Flitting from one agent to the next, flying from business hotel to branded festival, she had neither time nor guidance to acquire perspective. Like a summer night’s cat in five-inch Louboutin heels, Yuja Wang struts the classical scene as a precarious loner. Asked who her friends are, she could only come up with the nonagenarian Graffman.

To journalists who inquire about her outfits she says, “that’s what young people wear”. She’s not good at interviews, appearing easily bored or extremely naïve — which may be a diversionary tactic, a means to conceal whoever the real Yuja Wang might be.

“If the music is beautiful and sensual, why not dress to fit?” she teased Fiona Maddocks of the Observer. “It’s about power and persuasion. Perhaps it’s a little sadomasochistic of me. But if I’m going to get naked with my music, I may as well be comfortable while I’m at it.” The Freudian writer, Janet Malcolm, who met her several times over a year for a New Yorker profile, noted a tendency to depression.
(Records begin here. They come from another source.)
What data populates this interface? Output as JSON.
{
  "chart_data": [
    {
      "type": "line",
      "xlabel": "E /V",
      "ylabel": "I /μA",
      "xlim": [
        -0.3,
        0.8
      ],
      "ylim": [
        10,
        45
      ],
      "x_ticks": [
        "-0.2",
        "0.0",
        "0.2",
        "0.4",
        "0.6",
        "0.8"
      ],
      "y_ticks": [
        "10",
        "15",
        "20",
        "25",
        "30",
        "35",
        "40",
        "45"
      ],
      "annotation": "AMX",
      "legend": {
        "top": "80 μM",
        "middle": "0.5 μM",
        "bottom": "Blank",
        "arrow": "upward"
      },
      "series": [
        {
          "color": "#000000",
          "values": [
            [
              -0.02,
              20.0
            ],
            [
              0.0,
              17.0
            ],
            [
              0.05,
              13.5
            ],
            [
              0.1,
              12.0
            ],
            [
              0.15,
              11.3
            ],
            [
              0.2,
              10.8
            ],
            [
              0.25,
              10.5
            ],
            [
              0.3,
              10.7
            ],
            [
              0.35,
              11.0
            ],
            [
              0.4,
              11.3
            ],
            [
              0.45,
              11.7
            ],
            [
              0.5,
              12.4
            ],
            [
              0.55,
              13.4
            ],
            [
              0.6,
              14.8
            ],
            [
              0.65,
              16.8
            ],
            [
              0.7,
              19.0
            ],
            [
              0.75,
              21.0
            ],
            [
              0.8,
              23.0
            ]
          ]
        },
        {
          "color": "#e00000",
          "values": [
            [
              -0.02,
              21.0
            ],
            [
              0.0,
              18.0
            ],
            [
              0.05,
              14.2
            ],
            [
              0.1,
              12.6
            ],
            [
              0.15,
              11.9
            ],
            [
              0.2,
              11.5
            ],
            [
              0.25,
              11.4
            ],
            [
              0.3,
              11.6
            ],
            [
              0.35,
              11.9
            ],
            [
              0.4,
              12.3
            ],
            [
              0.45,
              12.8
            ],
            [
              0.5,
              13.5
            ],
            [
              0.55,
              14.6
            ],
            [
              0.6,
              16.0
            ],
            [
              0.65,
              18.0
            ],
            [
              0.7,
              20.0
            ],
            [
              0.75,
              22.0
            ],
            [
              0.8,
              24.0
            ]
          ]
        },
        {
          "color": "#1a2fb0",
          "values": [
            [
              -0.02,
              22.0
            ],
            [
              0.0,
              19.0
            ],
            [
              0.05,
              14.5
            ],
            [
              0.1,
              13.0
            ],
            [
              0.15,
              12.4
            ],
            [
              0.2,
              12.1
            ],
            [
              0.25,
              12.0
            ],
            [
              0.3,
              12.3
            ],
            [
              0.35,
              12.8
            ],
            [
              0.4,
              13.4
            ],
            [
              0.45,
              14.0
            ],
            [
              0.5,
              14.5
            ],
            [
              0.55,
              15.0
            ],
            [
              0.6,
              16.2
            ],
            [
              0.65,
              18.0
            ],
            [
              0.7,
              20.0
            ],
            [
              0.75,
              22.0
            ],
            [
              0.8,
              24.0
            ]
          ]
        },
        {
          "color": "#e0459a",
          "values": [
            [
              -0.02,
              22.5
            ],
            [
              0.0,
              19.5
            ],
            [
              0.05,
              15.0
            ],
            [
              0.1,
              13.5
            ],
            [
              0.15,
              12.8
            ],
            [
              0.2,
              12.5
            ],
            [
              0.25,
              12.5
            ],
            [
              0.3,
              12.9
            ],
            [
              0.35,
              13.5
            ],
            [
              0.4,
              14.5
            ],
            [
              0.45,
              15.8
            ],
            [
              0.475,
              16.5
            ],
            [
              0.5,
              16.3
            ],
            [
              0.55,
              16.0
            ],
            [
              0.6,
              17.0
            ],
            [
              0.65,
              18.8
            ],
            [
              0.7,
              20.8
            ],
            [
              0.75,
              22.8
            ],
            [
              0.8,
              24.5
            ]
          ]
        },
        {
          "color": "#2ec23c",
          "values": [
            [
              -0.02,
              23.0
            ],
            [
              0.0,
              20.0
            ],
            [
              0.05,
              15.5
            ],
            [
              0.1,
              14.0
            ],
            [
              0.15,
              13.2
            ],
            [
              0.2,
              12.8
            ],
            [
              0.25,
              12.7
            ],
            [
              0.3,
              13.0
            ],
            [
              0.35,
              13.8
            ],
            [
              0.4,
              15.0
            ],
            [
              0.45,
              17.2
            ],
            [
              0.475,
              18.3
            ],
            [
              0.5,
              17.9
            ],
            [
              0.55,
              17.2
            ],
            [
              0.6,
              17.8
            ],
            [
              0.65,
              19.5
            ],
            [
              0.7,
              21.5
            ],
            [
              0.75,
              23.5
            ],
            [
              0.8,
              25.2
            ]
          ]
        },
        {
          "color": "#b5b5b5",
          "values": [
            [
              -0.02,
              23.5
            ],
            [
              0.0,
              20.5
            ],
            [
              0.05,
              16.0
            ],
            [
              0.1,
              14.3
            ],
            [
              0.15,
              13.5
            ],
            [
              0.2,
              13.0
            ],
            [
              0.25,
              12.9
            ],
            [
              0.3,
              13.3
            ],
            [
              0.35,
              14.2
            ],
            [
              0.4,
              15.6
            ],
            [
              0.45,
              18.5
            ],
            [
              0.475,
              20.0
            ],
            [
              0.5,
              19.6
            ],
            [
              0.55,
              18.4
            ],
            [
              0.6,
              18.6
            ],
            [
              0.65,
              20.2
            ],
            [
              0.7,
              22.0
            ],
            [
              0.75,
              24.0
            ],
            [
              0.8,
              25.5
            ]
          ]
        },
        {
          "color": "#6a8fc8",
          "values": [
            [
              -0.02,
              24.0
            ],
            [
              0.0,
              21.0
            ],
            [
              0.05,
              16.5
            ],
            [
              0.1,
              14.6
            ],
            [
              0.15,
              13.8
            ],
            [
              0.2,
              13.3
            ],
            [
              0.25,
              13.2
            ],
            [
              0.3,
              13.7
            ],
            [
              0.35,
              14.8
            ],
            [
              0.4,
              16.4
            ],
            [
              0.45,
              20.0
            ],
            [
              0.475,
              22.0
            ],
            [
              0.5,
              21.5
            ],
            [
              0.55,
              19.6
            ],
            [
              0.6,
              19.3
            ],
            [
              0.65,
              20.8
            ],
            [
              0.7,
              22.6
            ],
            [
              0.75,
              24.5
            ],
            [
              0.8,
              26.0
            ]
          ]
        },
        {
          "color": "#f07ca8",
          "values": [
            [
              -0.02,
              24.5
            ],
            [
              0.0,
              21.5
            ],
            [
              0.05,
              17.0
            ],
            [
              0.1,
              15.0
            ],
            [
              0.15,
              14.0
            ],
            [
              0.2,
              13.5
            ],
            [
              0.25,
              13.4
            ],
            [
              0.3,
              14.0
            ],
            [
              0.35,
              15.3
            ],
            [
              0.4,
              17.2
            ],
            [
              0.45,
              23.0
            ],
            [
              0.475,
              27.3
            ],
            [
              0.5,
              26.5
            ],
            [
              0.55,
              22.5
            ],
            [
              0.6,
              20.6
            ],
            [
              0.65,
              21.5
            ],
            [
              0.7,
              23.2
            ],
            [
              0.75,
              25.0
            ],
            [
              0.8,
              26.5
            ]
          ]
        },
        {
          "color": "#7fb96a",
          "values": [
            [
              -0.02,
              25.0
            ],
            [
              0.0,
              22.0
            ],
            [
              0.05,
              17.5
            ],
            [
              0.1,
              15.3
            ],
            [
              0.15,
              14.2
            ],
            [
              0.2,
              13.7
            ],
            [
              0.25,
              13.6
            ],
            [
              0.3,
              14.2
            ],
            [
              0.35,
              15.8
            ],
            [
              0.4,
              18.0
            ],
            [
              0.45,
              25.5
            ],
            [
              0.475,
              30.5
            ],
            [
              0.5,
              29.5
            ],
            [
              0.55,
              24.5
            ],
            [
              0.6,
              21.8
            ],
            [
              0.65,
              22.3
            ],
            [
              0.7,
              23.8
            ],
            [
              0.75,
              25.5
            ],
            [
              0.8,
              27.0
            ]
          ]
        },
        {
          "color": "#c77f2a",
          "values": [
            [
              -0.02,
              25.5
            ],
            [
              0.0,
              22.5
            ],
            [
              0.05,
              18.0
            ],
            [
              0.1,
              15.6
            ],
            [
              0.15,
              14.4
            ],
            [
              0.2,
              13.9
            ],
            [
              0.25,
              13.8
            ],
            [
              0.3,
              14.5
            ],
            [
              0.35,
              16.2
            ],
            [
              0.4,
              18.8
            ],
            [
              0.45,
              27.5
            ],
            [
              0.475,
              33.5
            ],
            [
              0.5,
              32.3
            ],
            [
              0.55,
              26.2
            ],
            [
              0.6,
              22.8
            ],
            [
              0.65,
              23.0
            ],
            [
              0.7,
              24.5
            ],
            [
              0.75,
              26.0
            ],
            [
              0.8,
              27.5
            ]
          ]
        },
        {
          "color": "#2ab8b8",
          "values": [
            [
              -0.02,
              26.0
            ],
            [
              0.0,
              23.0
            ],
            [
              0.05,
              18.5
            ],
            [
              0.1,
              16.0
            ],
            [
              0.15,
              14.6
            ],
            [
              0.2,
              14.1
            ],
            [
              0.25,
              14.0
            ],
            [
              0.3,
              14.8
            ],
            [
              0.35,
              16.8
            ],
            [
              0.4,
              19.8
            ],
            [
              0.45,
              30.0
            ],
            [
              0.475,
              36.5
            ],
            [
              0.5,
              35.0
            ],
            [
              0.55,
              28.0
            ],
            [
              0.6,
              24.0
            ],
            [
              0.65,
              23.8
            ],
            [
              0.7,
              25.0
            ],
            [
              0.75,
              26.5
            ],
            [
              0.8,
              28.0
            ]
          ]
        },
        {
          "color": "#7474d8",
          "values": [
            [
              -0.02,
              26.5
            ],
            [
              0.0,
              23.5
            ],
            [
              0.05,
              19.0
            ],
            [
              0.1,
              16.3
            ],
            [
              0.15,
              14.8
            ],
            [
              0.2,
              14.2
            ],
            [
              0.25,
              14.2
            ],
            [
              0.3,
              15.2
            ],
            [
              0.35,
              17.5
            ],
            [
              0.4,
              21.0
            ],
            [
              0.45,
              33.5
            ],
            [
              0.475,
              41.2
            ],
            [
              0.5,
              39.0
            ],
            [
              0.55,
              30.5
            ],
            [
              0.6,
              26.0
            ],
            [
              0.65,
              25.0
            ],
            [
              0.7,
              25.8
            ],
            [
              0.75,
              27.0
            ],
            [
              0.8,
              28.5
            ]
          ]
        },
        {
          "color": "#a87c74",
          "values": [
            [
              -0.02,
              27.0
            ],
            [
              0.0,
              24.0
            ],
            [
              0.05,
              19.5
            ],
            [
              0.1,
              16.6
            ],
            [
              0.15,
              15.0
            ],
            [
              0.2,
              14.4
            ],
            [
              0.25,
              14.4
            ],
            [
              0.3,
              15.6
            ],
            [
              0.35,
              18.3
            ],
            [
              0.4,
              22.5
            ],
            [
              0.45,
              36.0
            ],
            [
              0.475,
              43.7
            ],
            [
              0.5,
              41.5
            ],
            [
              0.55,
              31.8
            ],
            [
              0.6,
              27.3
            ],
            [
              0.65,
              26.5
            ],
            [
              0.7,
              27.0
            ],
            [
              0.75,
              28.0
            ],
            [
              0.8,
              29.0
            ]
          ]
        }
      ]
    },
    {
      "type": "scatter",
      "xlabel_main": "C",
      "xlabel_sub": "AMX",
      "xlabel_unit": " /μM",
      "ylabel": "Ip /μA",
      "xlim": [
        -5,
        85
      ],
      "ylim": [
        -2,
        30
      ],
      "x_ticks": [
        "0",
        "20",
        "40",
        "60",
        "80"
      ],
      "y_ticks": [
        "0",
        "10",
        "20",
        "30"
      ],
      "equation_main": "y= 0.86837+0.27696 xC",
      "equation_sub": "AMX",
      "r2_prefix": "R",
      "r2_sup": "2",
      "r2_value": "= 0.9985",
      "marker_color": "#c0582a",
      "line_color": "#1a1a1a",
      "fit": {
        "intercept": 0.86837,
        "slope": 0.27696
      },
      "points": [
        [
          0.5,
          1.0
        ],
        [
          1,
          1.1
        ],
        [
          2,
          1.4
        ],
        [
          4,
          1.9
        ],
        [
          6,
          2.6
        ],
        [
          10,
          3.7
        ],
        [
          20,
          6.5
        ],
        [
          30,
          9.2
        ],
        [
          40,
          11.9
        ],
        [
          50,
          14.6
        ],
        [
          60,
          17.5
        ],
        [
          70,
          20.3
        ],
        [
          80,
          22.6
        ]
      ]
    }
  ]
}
Musical discussion quickly degenerates into “philosophical bullshit” (her term). Composers are packed off in clichés. Prokofiev is “a naughty boy”. “I’ve scrapped Schubert.” Mozart “is like a party animal”. Some find her irreverence cute though it cuts no ice with her own generation and fails to draw them in droves to her concerts. Older heads find her soundbites irritating.

If that is all there is to Yuja Wang, she won’t be around for long. She is 34 and there’s a sell-by date to consider. Workouts and makeovers can offer an extension but not past 40. She needs to find a new dimension, evidence of a soul that transcends her physicality. She attempted a Mozart concerto this summer, all the notes skittering at speed and not a trace of depth.

The music business treats her as tinsel

What she needs is time and space — time with Bach, Beethoven, Debussy perhaps and, yes, scrapheap Schubert — the late sonatas that offer so much more than instant audience gratification. As for space, a sabbatical would be in order.

Yuja Wang stands right now at a crossroads. Conductors — Gustavo Dudamel, Yannick Nézet-Séguin, Charles Dutoit — use her as musical arm-candy. The music business treats her as tinsel. She cannot afford another change of management. What she needs is a comprehensive change of wardrobe.

Imagine this: Yuja Wang walks onto the Carnegie Hall stage in a Mitsuko Uchida castoff gown that covers her shoulders and in shoes that cost less than a working man’s wage. There is a gasp from the crowd, a shock of renewal. A last-minute programme change inserts three mid-period Beethoven sonatas, sugar-free. There are no encores, and no critic gets an easy laugh by writing that the Emperor Concerto has no clothes.

If Yuja Wang were to strip everything right down to the music, I have a feeling she could be a sensation.